Why Your Home's Value Is Important
Why Your Home’s Value Is Important
The importance of knowing the value of your home
Knowing what your home is worth can be very important. Renovations, refinancing, insurance premiums, your annual tax bill, and avoiding or removing private mortgage insurance (PMI), are all affected by your home’s value. The more your home appreciates, the more equity you will have.
What is equity in a home?
The value of your home is directly related to your equity. Equity is calculated by subtracting the mortgage balance (or debt secured against your home) to the home’s current value. Equity is gained as you pay toward the principal of the mortgage loan or as the home’s value increases. You can also create equity in your home by doing renovations that can improve the marketability of your home.
5 things that are affected by the value of your home:
1. When you are looking into selling your home
When you want to sell your house, you want to get as much money back from the sale of the home as possible. The equity is the money you get to keep after costs and any applicable taxes are taken into account. When you sell, the equity can be used for the down payment of another home. Lenders will have different loan products that can help access the equity if you are still waiting for it to sell (like a bridge loan).
2. Looking to do renovations to your home
It is important to know the value of your home before you do renovations. This is important If you intend to sell it for what you paid for, plus any money you spent on renovations. There are also lenders that specialize in financing renovation loans. They use products like the FHA 203k loan, Fannie Mae homestyle renovation, home equity loans and much more. The more equity you have in your home the more money they will allow you to use for the renovation project. You can find a lender that does these types of loans by going to chopdog.com.
3. When you want to refinance
If you want to get the best rate possible when refinancing, having more equity in your home is among the best ways to get a better rate. If you work with a lender, often times they will take the extra time to make sure you have a good understanding of what your home is worth and what value to expect before you get an appraisal.
4. Lowering your tax bill
On rare occasions if you get an appraisal done on your home and the value comes in lower than what the county assessed it for, you can submit your appraisal to the county and make your case why they have over-valued your home for real estate tax purposes.
5. When you want to consolidate debts
It is important to have equity in your home if you want to consolidate some debts, like high interest rate credit cards. Depending on the type of loan and the lender, you might not be able to take a loan out for 100 percent of the value of your home. Having more equity will allow you take more cash out to consolidate debts.
What's the difference between market value and the appraised value of your home?
The appraised value is the value that has been determined by an appraiser, county recorders, or bank. The appraiser comes to the value by looking at homes that have sold in your area that are comparable to your home. Then the appraiser comes up with an objective and logical value for what your home is worth. On the appraisal report you might see some adjustments based on the differences between your house and the comparable homes. Those adjustments can add or subtract from the appraised value.

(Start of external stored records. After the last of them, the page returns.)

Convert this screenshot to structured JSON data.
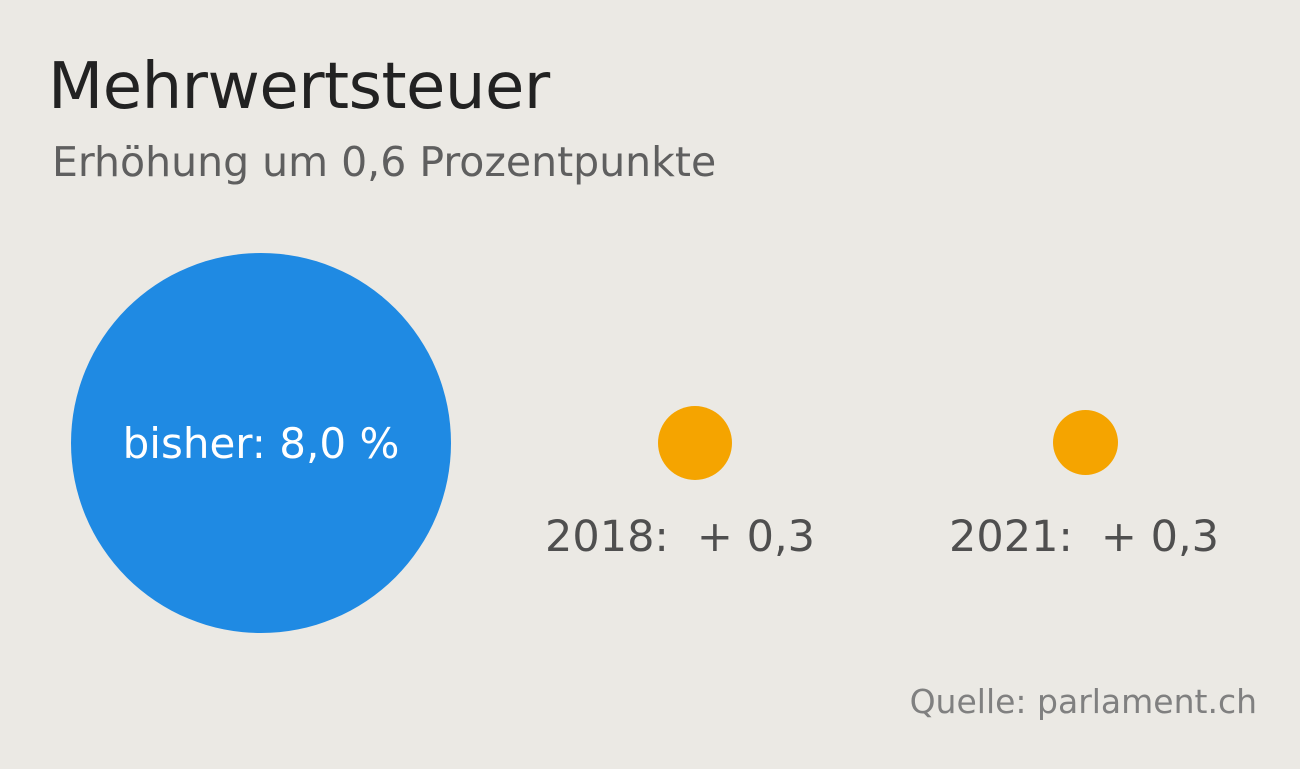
{
  "colors": {
    "background": "#ebe9e4",
    "current_rate": "#1f8ae3",
    "increase": "#f5a400"
  },
  "chart_data": {
    "type": "bubble",
    "title": "Mehrwertsteuer",
    "subtitle": "Erhöhung um 0,6 Prozentpunkte",
    "items": [
      {
        "category": "bisher",
        "value": 8.0,
        "unit": "%",
        "label": "bisher: 8,0 %",
        "color": "#1f8ae3"
      },
      {
        "category": "2018",
        "value": 0.3,
        "year_label": "2018:",
        "value_label": "+ 0,3",
        "color": "#f5a400"
      },
      {
        "category": "2021",
        "value": 0.3,
        "year_label": "2021:",
        "value_label": "+ 0,3",
        "color": "#f5a400"
      }
    ],
    "source": "Quelle: parlament.ch"
  }
}
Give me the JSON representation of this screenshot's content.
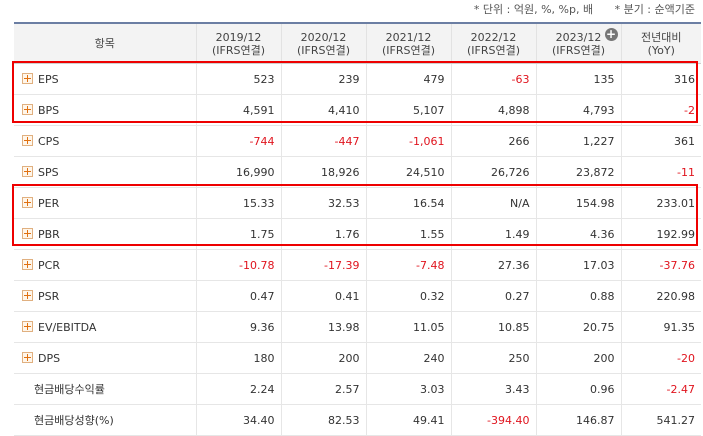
{
  "notes": {
    "unit": "* 단위 : 억원, %, %p, 배",
    "period": "* 분기 : 순액기준"
  },
  "header": {
    "item": "항목",
    "columns": [
      {
        "year": "2019/12",
        "basis": "(IFRS연결)"
      },
      {
        "year": "2020/12",
        "basis": "(IFRS연결)"
      },
      {
        "year": "2021/12",
        "basis": "(IFRS연결)"
      },
      {
        "year": "2022/12",
        "basis": "(IFRS연결)"
      },
      {
        "year": "2023/12",
        "basis": "(IFRS연결)"
      },
      {
        "year": "전년대비",
        "basis": "(YoY)"
      }
    ],
    "expand_icon": "circle-plus-icon"
  },
  "colors": {
    "negative": "#e0141e",
    "highlight": "#ee0000",
    "header_bg": "#f3f3f3"
  },
  "rows": [
    {
      "label": "EPS",
      "expandable": true,
      "values": [
        "523",
        "239",
        "479",
        "-63",
        "135",
        "316"
      ]
    },
    {
      "label": "BPS",
      "expandable": true,
      "values": [
        "4,591",
        "4,410",
        "5,107",
        "4,898",
        "4,793",
        "-2"
      ]
    },
    {
      "label": "CPS",
      "expandable": true,
      "values": [
        "-744",
        "-447",
        "-1,061",
        "266",
        "1,227",
        "361"
      ]
    },
    {
      "label": "SPS",
      "expandable": true,
      "values": [
        "16,990",
        "18,926",
        "24,510",
        "26,726",
        "23,872",
        "-11"
      ]
    },
    {
      "label": "PER",
      "expandable": true,
      "values": [
        "15.33",
        "32.53",
        "16.54",
        "N/A",
        "154.98",
        "233.01"
      ]
    },
    {
      "label": "PBR",
      "expandable": true,
      "values": [
        "1.75",
        "1.76",
        "1.55",
        "1.49",
        "4.36",
        "192.99"
      ]
    },
    {
      "label": "PCR",
      "expandable": true,
      "values": [
        "-10.78",
        "-17.39",
        "-7.48",
        "27.36",
        "17.03",
        "-37.76"
      ]
    },
    {
      "label": "PSR",
      "expandable": true,
      "values": [
        "0.47",
        "0.41",
        "0.32",
        "0.27",
        "0.88",
        "220.98"
      ]
    },
    {
      "label": "EV/EBITDA",
      "expandable": true,
      "values": [
        "9.36",
        "13.98",
        "11.05",
        "10.85",
        "20.75",
        "91.35"
      ]
    },
    {
      "label": "DPS",
      "expandable": true,
      "values": [
        "180",
        "200",
        "240",
        "250",
        "200",
        "-20"
      ]
    },
    {
      "label": "현금배당수익률",
      "expandable": false,
      "values": [
        "2.24",
        "2.57",
        "3.03",
        "3.43",
        "0.96",
        "-2.47"
      ]
    },
    {
      "label": "현금배당성향(%)",
      "expandable": false,
      "values": [
        "34.40",
        "82.53",
        "49.41",
        "-394.40",
        "146.87",
        "541.27"
      ]
    }
  ]
}
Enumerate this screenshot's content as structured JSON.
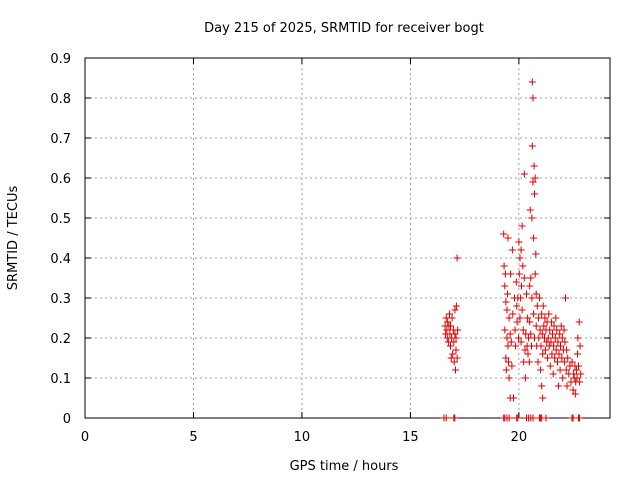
{
  "chart_data": {
    "type": "scatter",
    "title": "Day 215 of 2025, SRMTID for receiver bogt",
    "xlabel": "GPS time / hours",
    "ylabel": "SRMTID / TECUs",
    "xlim": [
      0,
      24.2
    ],
    "ylim": [
      0,
      0.9
    ],
    "xticks": [
      0,
      5,
      10,
      15,
      20
    ],
    "xtick_labels": [
      "0",
      "5",
      "10",
      "15",
      "20"
    ],
    "yticks": [
      0,
      0.1,
      0.2,
      0.3,
      0.4,
      0.5,
      0.6,
      0.7,
      0.8,
      0.9
    ],
    "ytick_labels": [
      "0",
      "0.1",
      "0.2",
      "0.3",
      "0.4",
      "0.5",
      "0.6",
      "0.7",
      "0.8",
      "0.9"
    ],
    "grid": true,
    "marker": "+",
    "color": "#e00000",
    "series": [
      {
        "name": "SRMTID",
        "points": [
          [
            16.55,
            0.0
          ],
          [
            16.65,
            0.0
          ],
          [
            17.0,
            0.0
          ],
          [
            17.05,
            0.0
          ],
          [
            19.3,
            0.0
          ],
          [
            19.35,
            0.0
          ],
          [
            19.45,
            0.0
          ],
          [
            19.55,
            0.0
          ],
          [
            19.9,
            0.0
          ],
          [
            19.95,
            0.0
          ],
          [
            20.35,
            0.0
          ],
          [
            20.45,
            0.0
          ],
          [
            20.55,
            0.0
          ],
          [
            20.65,
            0.0
          ],
          [
            20.95,
            0.0
          ],
          [
            21.0,
            0.0
          ],
          [
            21.05,
            0.0
          ],
          [
            21.25,
            0.0
          ],
          [
            22.45,
            0.0
          ],
          [
            22.5,
            0.0
          ],
          [
            22.75,
            0.0
          ],
          [
            22.8,
            0.0
          ],
          [
            16.6,
            0.23
          ],
          [
            16.62,
            0.21
          ],
          [
            16.65,
            0.25
          ],
          [
            16.68,
            0.22
          ],
          [
            16.7,
            0.2
          ],
          [
            16.72,
            0.24
          ],
          [
            16.75,
            0.19
          ],
          [
            16.78,
            0.23
          ],
          [
            16.8,
            0.26
          ],
          [
            16.82,
            0.21
          ],
          [
            16.85,
            0.18
          ],
          [
            16.85,
            0.23
          ],
          [
            16.88,
            0.15
          ],
          [
            16.9,
            0.2
          ],
          [
            16.92,
            0.25
          ],
          [
            16.95,
            0.16
          ],
          [
            16.98,
            0.22
          ],
          [
            17.0,
            0.19
          ],
          [
            17.02,
            0.14
          ],
          [
            17.05,
            0.21
          ],
          [
            17.05,
            0.27
          ],
          [
            17.08,
            0.12
          ],
          [
            17.1,
            0.17
          ],
          [
            17.1,
            0.2
          ],
          [
            17.12,
            0.28
          ],
          [
            17.15,
            0.15
          ],
          [
            17.15,
            0.4
          ],
          [
            17.18,
            0.22
          ],
          [
            19.3,
            0.46
          ],
          [
            19.32,
            0.38
          ],
          [
            19.35,
            0.33
          ],
          [
            19.35,
            0.22
          ],
          [
            19.38,
            0.36
          ],
          [
            19.4,
            0.29
          ],
          [
            19.4,
            0.15
          ],
          [
            19.42,
            0.12
          ],
          [
            19.45,
            0.27
          ],
          [
            19.45,
            0.2
          ],
          [
            19.48,
            0.31
          ],
          [
            19.5,
            0.18
          ],
          [
            19.5,
            0.45
          ],
          [
            19.52,
            0.14
          ],
          [
            19.55,
            0.25
          ],
          [
            19.55,
            0.1
          ],
          [
            19.6,
            0.05
          ],
          [
            19.6,
            0.21
          ],
          [
            19.62,
            0.36
          ],
          [
            19.65,
            0.19
          ],
          [
            19.68,
            0.13
          ],
          [
            19.7,
            0.42
          ],
          [
            19.72,
            0.26
          ],
          [
            19.75,
            0.05
          ],
          [
            19.8,
            0.3
          ],
          [
            19.82,
            0.22
          ],
          [
            19.85,
            0.18
          ],
          [
            19.88,
            0.34
          ],
          [
            19.9,
            0.28
          ],
          [
            19.92,
            0.24
          ],
          [
            19.95,
            0.3
          ],
          [
            19.98,
            0.2
          ],
          [
            20.0,
            0.44
          ],
          [
            20.02,
            0.36
          ],
          [
            20.05,
            0.4
          ],
          [
            20.05,
            0.25
          ],
          [
            20.08,
            0.3
          ],
          [
            20.1,
            0.42
          ],
          [
            20.1,
            0.19
          ],
          [
            20.12,
            0.33
          ],
          [
            20.15,
            0.48
          ],
          [
            20.15,
            0.27
          ],
          [
            20.18,
            0.38
          ],
          [
            20.2,
            0.22
          ],
          [
            20.22,
            0.14
          ],
          [
            20.25,
            0.35
          ],
          [
            20.25,
            0.61
          ],
          [
            20.28,
            0.17
          ],
          [
            20.3,
            0.1
          ],
          [
            20.32,
            0.21
          ],
          [
            20.35,
            0.31
          ],
          [
            20.38,
            0.18
          ],
          [
            20.4,
            0.25
          ],
          [
            20.42,
            0.16
          ],
          [
            20.45,
            0.2
          ],
          [
            20.48,
            0.14
          ],
          [
            20.5,
            0.33
          ],
          [
            20.5,
            0.24
          ],
          [
            20.52,
            0.52
          ],
          [
            20.55,
            0.35
          ],
          [
            20.55,
            0.21
          ],
          [
            20.58,
            0.18
          ],
          [
            20.6,
            0.5
          ],
          [
            20.6,
            0.3
          ],
          [
            20.62,
            0.68
          ],
          [
            20.62,
            0.84
          ],
          [
            20.65,
            0.8
          ],
          [
            20.65,
            0.59
          ],
          [
            20.68,
            0.45
          ],
          [
            20.68,
            0.26
          ],
          [
            20.7,
            0.63
          ],
          [
            20.72,
            0.56
          ],
          [
            20.72,
            0.2
          ],
          [
            20.75,
            0.6
          ],
          [
            20.75,
            0.36
          ],
          [
            20.78,
            0.41
          ],
          [
            20.8,
            0.31
          ],
          [
            20.8,
            0.23
          ],
          [
            20.82,
            0.18
          ],
          [
            20.85,
            0.28
          ],
          [
            20.88,
            0.14
          ],
          [
            20.9,
            0.25
          ],
          [
            20.92,
            0.2
          ],
          [
            20.95,
            0.3
          ],
          [
            20.98,
            0.22
          ],
          [
            21.0,
            0.12
          ],
          [
            21.02,
            0.18
          ],
          [
            21.05,
            0.26
          ],
          [
            21.05,
            0.08
          ],
          [
            21.08,
            0.21
          ],
          [
            21.1,
            0.05
          ],
          [
            21.1,
            0.16
          ],
          [
            21.12,
            0.28
          ],
          [
            21.15,
            0.23
          ],
          [
            21.18,
            0.2
          ],
          [
            21.2,
            0.25
          ],
          [
            21.22,
            0.17
          ],
          [
            21.25,
            0.22
          ],
          [
            21.28,
            0.19
          ],
          [
            21.3,
            0.24
          ],
          [
            21.32,
            0.15
          ],
          [
            21.35,
            0.2
          ],
          [
            21.38,
            0.26
          ],
          [
            21.4,
            0.18
          ],
          [
            21.42,
            0.22
          ],
          [
            21.45,
            0.13
          ],
          [
            21.48,
            0.19
          ],
          [
            21.5,
            0.24
          ],
          [
            21.52,
            0.16
          ],
          [
            21.55,
            0.21
          ],
          [
            21.58,
            0.11
          ],
          [
            21.6,
            0.18
          ],
          [
            21.62,
            0.23
          ],
          [
            21.65,
            0.15
          ],
          [
            21.68,
            0.2
          ],
          [
            21.7,
            0.25
          ],
          [
            21.72,
            0.17
          ],
          [
            21.75,
            0.22
          ],
          [
            21.78,
            0.14
          ],
          [
            21.8,
            0.19
          ],
          [
            21.82,
            0.08
          ],
          [
            21.85,
            0.16
          ],
          [
            21.88,
            0.21
          ],
          [
            21.9,
            0.12
          ],
          [
            21.92,
            0.18
          ],
          [
            21.95,
            0.23
          ],
          [
            21.98,
            0.15
          ],
          [
            22.0,
            0.2
          ],
          [
            22.02,
            0.1
          ],
          [
            22.05,
            0.17
          ],
          [
            22.08,
            0.22
          ],
          [
            22.1,
            0.14
          ],
          [
            22.12,
            0.19
          ],
          [
            22.15,
            0.3
          ],
          [
            22.18,
            0.12
          ],
          [
            22.2,
            0.17
          ],
          [
            22.22,
            0.08
          ],
          [
            22.25,
            0.15
          ],
          [
            22.3,
            0.11
          ],
          [
            22.35,
            0.13
          ],
          [
            22.4,
            0.09
          ],
          [
            22.45,
            0.14
          ],
          [
            22.5,
            0.07
          ],
          [
            22.52,
            0.11
          ],
          [
            22.55,
            0.1
          ],
          [
            22.58,
            0.13
          ],
          [
            22.6,
            0.06
          ],
          [
            22.62,
            0.09
          ],
          [
            22.65,
            0.12
          ],
          [
            22.68,
            0.1
          ],
          [
            22.7,
            0.16
          ],
          [
            22.72,
            0.2
          ],
          [
            22.75,
            0.13
          ],
          [
            22.78,
            0.24
          ],
          [
            22.8,
            0.09
          ],
          [
            22.82,
            0.18
          ],
          [
            22.85,
            0.11
          ]
        ]
      }
    ]
  }
}
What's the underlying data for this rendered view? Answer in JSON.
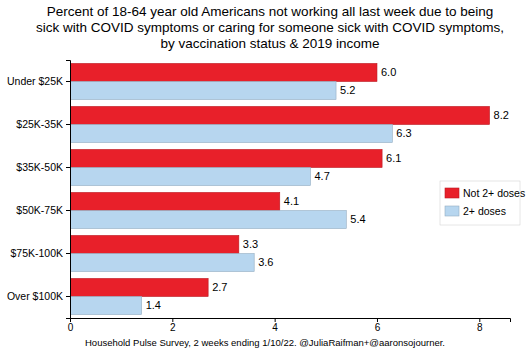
{
  "chart_data": {
    "type": "bar",
    "orientation": "horizontal",
    "title": "Percent of 18-64 year old Americans not working all last week due to being\nsick with COVID symptoms or caring for someone sick with COVID symptoms,\nby vaccination status & 2019 income",
    "source": "Household Pulse Survey, 2 weeks ending 1/10/22. @JuliaRaifman+@aaronsojourner.",
    "categories": [
      "Under $25K",
      "$25K-35K",
      "$35K-50K",
      "$50K-75K",
      "$75K-100K",
      "Over $100K"
    ],
    "series": [
      {
        "name": "Not 2+ doses",
        "color": "#e8202a",
        "values": [
          6.0,
          8.2,
          6.1,
          4.1,
          3.3,
          2.7
        ],
        "value_labels": [
          "6.0",
          "8.2",
          "6.1",
          "4.1",
          "3.3",
          "2.7"
        ]
      },
      {
        "name": "2+ doses",
        "color": "#b7d6ef",
        "values": [
          5.2,
          6.3,
          4.7,
          5.4,
          3.6,
          1.4
        ],
        "value_labels": [
          "5.2",
          "6.3",
          "4.7",
          "5.4",
          "3.6",
          "1.4"
        ]
      }
    ],
    "xlim": [
      0,
      8.6
    ],
    "xticks": [
      0,
      2,
      4,
      6,
      8
    ],
    "grid": false,
    "legend": "right",
    "data_labels": true
  }
}
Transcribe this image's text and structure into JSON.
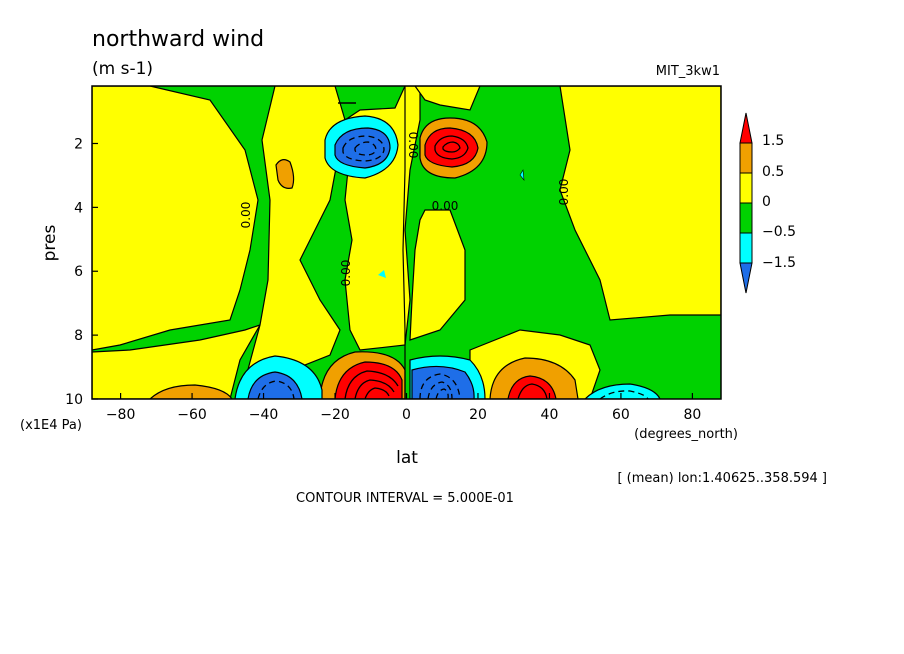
{
  "chart_data": {
    "type": "heatmap",
    "title": "northward wind",
    "units": "(m s-1)",
    "model_label": "MIT_3kw1",
    "xlabel": "lat",
    "x_units_label": "(degrees_north)",
    "ylabel": "pres",
    "y_units_label": "(x1E4 Pa)",
    "xlim": [
      -88,
      88
    ],
    "ylim": [
      0.2,
      10
    ],
    "y_inverted": true,
    "x_ticks": [
      -80,
      -60,
      -40,
      -20,
      0,
      20,
      40,
      60,
      80
    ],
    "y_ticks": [
      2,
      4,
      6,
      8,
      10
    ],
    "contour_interval_label": "CONTOUR INTERVAL = 5.000E-01",
    "mean_label": "[ (mean) lon:1.40625..358.594 ]",
    "zero_contour_label": "0.00",
    "colorbar": {
      "labels": [
        "1.5",
        "0.5",
        "0",
        "-0.5",
        "-1.5"
      ],
      "levels": [
        -1.5,
        -0.5,
        0,
        0.5,
        1.5
      ],
      "colors": {
        "lt_neg15": "#1e6ee8",
        "neg15_neg05": "#00ffff",
        "neg05_0": "#00d200",
        "0_05": "#ffff00",
        "05_15": "#f0a000",
        "gt_15": "#ff0000"
      }
    },
    "features": [
      {
        "lat": -10,
        "pres": 1.8,
        "value": -1.8,
        "sign": "min"
      },
      {
        "lat": 10,
        "pres": 2.0,
        "value": 1.8,
        "sign": "max"
      },
      {
        "lat": -10,
        "pres": 9.6,
        "value": 3.0,
        "sign": "max"
      },
      {
        "lat": 8,
        "pres": 9.6,
        "value": -3.0,
        "sign": "min"
      },
      {
        "lat": -36,
        "pres": 9.6,
        "value": -1.8,
        "sign": "min"
      },
      {
        "lat": 33,
        "pres": 9.6,
        "value": 1.8,
        "sign": "max"
      }
    ]
  }
}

The market value is the price the consumer is willing to pay. Normally this will hover very closely to the appraised value. For example if you finished a kitchen remodel, a buyer might desire your house more than a comparable house because it fits their needs better. The buyer would be willing to pay above the appraised value to ensure they get the home.
Why does the equity in your home affect PMI?
PMI, also known as private mortgage insurance, is insurance for the lender in case the borrower can’t pay the mortgage and the home goes into foreclosure. When a home buyer purchases a home and puts less than 20% down, a lender will require the buyer/borrower to pay PMI with the monthly payment. If they want to buy a $200,000 house, the buyer now takes $40,000 out of their pocket.
How to figure out what your home is worth?
A good starting point to get an idea of what your home is worth is by using websites like Zillow, Trulia and Redfin. These sites are not always completely accurate with their evaluation systems. According to Zillow, “The nationwide median error rate for the Zestimate for on-market homes is 1.9%, while the Zestimate for off-market homes has a median error rate of 7.5%. This means that the Zestimates for half of all on-market homes are within 2% of the selling price, and half are not. For most major markets, the Zestimate for on-market homes is within 10% of the final sale price more than 95% of the time.”
These sites are best used for single family homes in markets where all the homes are very similar. The accuracy will decrease with the uniqueness of your home. Certain home types have larger variances in the value on those sites like condos, multi-family homes, or co-operatives and townhomes. It's always best to do some preliminary research yourself. You can do this on Zillow by filtering through the sold homes that are the same home type as yours. Find a couple of the same home type with similar features and updates that have sold within the last 6 months. Now, take those comparable homes and first use the ones that are closest to your home, while not crossing into any other subdivision or major freeway or road. This should give you a starting point into what your home would sell for in this market.